In 2017, he used the College’s annual “mock disaster” (a simulated emergency event that allows students in the Criminal Justice, Emergency Medical Technician, Nursing, and Digital Communications and Media [DCM] programs to practice their newly-learned skills) to trial the use of VR journalism. The five-minute video created by faculty member George Gallant and students from the DCM department took viewers on a tour through the emergency. This included going into the ambulance as medics worked to treat the overdose patient.
When test groups were later brought in to the college, they were asked to read a traditional news article and watch a news video about the simulated emergency event, before viewing the VR version.
“A lot of them said they had a new appreciation for what emergency workers do and experience after seeing the VR video,” says Hodgson-Bright. “But others said it was too intense for them. A couple people felt nauseous.”
Based on what they learned at Lethbridge College, they presented a list of best practices in 360 journalism to broadcasters from across the country at the Radio, Television and Digital News Association conference in May 2018.
As news agencies compete with social media and other online platforms for audiences of live events, many are looking to VR and its immersive capabilities as an opportunity to stand out. Some major news agencies — including the Globe and Mail, CBC, CNN, The Guardian, etc — have trialed VR technologies in their storytelling. But many are still grappling with what kinds of stories they should be telling.
Members of the Lethbridge test groups said they found it scary and invasive to be “at” the scene of a major news event. They recommended the technology be used to cover lighter stories, such as sports, music or arts. Indeed, the use of VR at sporting events has already proved popular. In 2016, CBC’s Summer Olympics coverage offered the opportunity to watch events via VR headsets. The NBA and NFL now also offer VR experiences for fans that put them right next to the live action.

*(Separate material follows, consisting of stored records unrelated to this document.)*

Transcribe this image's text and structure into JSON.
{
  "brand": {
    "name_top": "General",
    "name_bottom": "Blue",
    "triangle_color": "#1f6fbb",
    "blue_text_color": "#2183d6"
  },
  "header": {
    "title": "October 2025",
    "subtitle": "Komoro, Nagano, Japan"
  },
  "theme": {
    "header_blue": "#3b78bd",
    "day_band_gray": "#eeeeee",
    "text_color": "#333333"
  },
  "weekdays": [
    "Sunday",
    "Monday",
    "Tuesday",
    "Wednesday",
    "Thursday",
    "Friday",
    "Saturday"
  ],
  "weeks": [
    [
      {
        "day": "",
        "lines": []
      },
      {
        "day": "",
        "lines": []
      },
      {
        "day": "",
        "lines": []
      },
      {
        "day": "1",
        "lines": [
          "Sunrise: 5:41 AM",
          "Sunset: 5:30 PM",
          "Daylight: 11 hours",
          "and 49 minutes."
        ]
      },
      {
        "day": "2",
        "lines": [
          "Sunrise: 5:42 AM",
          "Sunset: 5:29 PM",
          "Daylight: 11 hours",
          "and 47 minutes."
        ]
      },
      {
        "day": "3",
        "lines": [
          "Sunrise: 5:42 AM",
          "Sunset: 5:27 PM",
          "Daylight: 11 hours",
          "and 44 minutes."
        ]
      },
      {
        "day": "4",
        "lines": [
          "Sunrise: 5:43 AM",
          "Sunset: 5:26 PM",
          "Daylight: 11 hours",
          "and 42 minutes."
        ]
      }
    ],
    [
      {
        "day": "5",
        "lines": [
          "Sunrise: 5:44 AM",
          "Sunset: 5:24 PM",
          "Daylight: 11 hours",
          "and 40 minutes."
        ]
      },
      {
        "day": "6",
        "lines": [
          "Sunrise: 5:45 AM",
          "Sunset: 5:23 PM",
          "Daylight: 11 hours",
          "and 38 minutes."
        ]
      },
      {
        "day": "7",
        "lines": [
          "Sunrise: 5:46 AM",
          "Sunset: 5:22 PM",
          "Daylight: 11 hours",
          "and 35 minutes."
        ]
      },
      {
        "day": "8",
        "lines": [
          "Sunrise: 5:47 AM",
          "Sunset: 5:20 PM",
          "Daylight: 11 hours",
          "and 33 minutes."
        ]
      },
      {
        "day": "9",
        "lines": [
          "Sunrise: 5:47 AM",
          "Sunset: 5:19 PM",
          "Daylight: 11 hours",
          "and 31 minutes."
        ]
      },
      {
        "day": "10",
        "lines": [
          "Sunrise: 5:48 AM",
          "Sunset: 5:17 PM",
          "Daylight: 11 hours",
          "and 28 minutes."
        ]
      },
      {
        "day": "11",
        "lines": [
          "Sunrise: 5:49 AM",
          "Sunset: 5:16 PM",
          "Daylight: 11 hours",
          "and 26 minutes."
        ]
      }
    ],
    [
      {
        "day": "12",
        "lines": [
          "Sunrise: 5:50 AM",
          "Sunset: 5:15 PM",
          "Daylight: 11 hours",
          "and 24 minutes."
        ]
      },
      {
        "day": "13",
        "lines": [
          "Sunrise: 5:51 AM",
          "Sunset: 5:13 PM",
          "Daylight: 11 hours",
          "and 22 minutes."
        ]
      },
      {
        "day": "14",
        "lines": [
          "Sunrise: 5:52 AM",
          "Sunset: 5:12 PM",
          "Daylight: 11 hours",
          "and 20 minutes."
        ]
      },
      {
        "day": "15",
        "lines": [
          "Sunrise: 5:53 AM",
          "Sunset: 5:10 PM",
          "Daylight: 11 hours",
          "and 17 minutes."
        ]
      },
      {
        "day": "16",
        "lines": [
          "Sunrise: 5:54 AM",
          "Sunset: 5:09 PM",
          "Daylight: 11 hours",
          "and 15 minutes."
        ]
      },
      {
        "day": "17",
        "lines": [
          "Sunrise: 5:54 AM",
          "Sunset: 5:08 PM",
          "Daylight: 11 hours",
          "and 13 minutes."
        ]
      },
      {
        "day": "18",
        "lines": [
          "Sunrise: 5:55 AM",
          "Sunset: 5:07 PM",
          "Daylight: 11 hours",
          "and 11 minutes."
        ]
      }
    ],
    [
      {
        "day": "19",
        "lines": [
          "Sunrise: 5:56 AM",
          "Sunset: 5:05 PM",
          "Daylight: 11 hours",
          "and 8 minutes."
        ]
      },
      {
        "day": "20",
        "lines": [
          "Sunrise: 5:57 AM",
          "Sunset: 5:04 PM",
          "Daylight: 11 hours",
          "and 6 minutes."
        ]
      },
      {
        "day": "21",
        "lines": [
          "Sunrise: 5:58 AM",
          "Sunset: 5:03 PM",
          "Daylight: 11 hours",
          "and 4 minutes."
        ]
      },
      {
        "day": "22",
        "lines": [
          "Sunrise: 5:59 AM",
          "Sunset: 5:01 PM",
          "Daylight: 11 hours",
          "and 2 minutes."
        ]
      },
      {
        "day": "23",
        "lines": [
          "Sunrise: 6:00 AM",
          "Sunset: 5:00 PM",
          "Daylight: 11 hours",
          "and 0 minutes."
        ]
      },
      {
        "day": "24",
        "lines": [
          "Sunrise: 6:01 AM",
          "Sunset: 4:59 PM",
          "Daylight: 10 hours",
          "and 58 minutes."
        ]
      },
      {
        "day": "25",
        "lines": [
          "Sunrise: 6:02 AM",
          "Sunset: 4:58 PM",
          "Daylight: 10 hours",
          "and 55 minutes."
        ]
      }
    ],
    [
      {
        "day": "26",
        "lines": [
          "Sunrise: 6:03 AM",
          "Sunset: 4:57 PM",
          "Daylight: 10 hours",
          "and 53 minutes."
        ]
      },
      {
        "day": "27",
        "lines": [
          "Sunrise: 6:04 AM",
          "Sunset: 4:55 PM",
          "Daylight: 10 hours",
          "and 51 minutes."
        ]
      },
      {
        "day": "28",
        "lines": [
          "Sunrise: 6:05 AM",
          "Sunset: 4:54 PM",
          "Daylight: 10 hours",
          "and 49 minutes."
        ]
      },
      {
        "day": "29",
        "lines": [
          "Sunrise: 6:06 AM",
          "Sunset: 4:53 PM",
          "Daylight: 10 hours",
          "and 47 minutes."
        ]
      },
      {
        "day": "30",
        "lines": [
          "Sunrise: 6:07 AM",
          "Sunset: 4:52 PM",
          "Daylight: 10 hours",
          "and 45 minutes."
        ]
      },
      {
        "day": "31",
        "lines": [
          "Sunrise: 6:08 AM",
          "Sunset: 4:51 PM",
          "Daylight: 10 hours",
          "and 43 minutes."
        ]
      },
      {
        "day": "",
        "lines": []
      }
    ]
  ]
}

“We become what we behold. We shape our tools and then our tools shape us.”
— Marshall McLuhan
But beyond watching a concert or sporting event, Hodgson-Bright believes VR could serve an even more important role in feature-length news storytelling: building empathy.
“If you put the camera at a child’s height, you can see what the world looks like from their perspective. It really conveys their sense of powerlessness.”

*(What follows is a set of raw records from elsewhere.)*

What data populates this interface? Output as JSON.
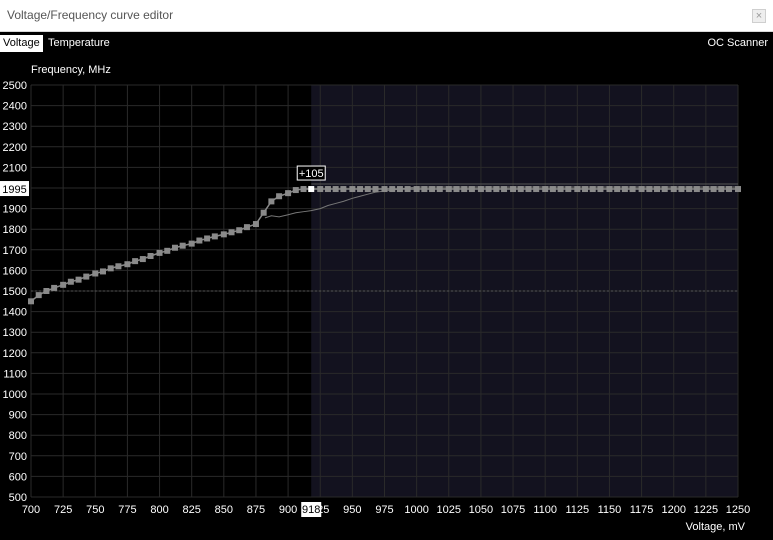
{
  "window": {
    "title": "Voltage/Frequency curve editor",
    "close_label": "×"
  },
  "tabs": [
    {
      "label": "Voltage",
      "active": true
    },
    {
      "label": "Temperature",
      "active": false
    }
  ],
  "oc_scanner_label": "OC Scanner",
  "colors": {
    "background": "#000000",
    "locked_region": "#13121f",
    "curve": "#8a8a8a",
    "grid": "#2a2a2a"
  },
  "chart_data": {
    "type": "line",
    "ylabel": "Frequency, MHz",
    "xlabel": "Voltage, mV",
    "xlim": [
      700,
      1250
    ],
    "ylim": [
      500,
      2500
    ],
    "xticks": [
      700,
      725,
      750,
      775,
      800,
      825,
      850,
      875,
      900,
      925,
      950,
      975,
      1000,
      1025,
      1050,
      1075,
      1100,
      1125,
      1150,
      1175,
      1200,
      1225,
      1250
    ],
    "yticks": [
      500,
      600,
      700,
      800,
      900,
      1000,
      1100,
      1200,
      1300,
      1400,
      1500,
      1600,
      1700,
      1800,
      1900,
      2000,
      2100,
      2200,
      2300,
      2400,
      2500
    ],
    "reference_line_y": 1500,
    "locked_voltage": 918,
    "locked_frequency": 1995,
    "locked_voltage_label": "918",
    "locked_frequency_label": "1995",
    "offset_label": "+105",
    "locked_region_start_x": 918,
    "series": [
      {
        "kind": "curve-points",
        "x": [
          700,
          706,
          712,
          718,
          725,
          731,
          737,
          743,
          750,
          756,
          762,
          768,
          775,
          781,
          787,
          793,
          800,
          806,
          812,
          818,
          825,
          831,
          837,
          843,
          850,
          856,
          862,
          868,
          875,
          881,
          887,
          893,
          900,
          906,
          912,
          918,
          925,
          931,
          937,
          943,
          950,
          956,
          962,
          968,
          975,
          981,
          987,
          993,
          1000,
          1006,
          1012,
          1018,
          1025,
          1031,
          1037,
          1043,
          1050,
          1056,
          1062,
          1068,
          1075,
          1081,
          1087,
          1093,
          1100,
          1106,
          1112,
          1118,
          1125,
          1131,
          1137,
          1143,
          1150,
          1156,
          1162,
          1168,
          1175,
          1181,
          1187,
          1193,
          1200,
          1206,
          1212,
          1218,
          1225,
          1231,
          1237,
          1243,
          1250
        ],
        "y": [
          1450,
          1480,
          1500,
          1515,
          1530,
          1545,
          1555,
          1570,
          1585,
          1595,
          1610,
          1620,
          1630,
          1645,
          1655,
          1670,
          1685,
          1695,
          1710,
          1720,
          1730,
          1745,
          1755,
          1765,
          1775,
          1785,
          1795,
          1810,
          1825,
          1880,
          1935,
          1960,
          1975,
          1990,
          1995,
          1995,
          1995,
          1995,
          1995,
          1995,
          1995,
          1995,
          1995,
          1995,
          1995,
          1995,
          1995,
          1995,
          1995,
          1995,
          1995,
          1995,
          1995,
          1995,
          1995,
          1995,
          1995,
          1995,
          1995,
          1995,
          1995,
          1995,
          1995,
          1995,
          1995,
          1995,
          1995,
          1995,
          1995,
          1995,
          1995,
          1995,
          1995,
          1995,
          1995,
          1995,
          1995,
          1995,
          1995,
          1995,
          1995,
          1995,
          1995,
          1995,
          1995,
          1995,
          1995,
          1995,
          1995
        ]
      },
      {
        "kind": "default-curve",
        "x": [
          882,
          887,
          893,
          900,
          906,
          912,
          918,
          925,
          931,
          937,
          943,
          950,
          956,
          962,
          968,
          975,
          981,
          987,
          993,
          1000,
          1250
        ],
        "y": [
          1855,
          1865,
          1860,
          1870,
          1880,
          1885,
          1890,
          1900,
          1915,
          1925,
          1935,
          1950,
          1960,
          1970,
          1980,
          1985,
          1990,
          1995,
          2000,
          2005,
          2005
        ]
      }
    ]
  }
}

This is fully evident in “The Displaced”, the New York Times’ first VR documentary, published in November 2015. The 11-minute video follows three children displaced by war as they go about their new, everyday lives — playing in the rubble of buildings, living in ramshackle tents, and working to bring food to their families.
Watching this video — and looking around to see the full landscape these children inhabit — one experiences a sense of intimacy that is hard to achieve with a 2D video. It becomes easier to understand the struggles of another person when you’re standing next to them, looking with your own eyes (and not just through a third-party’s eyes).
“In this time of polarization, developing empathy and greater compassion becomes ever more important,” says Hodgson-Bright.
Hodgson-Bright also sees VR as an effective tool for capturing the attention of younger audiences, who are often more open to new media platforms. “This is a way to connect with younger people, while creating a really compelling story.”
Of course, the technology is not cheap. Prices have come down substantially, but it is still expensive to produce and edit video for VR. So far, news agencies have provided their VR content for free as they experiment with what audiences would be willing to pay for.
“Learning how to monetize this experience will be vitally important.”
As traditional journalism continues its economic decline, news agencies need to evolve to meet the demands of changing audiences. Offering a more immersive experience could be one way to attract a paying public, and thus help the industry survive (at least, until the next big digital disruption).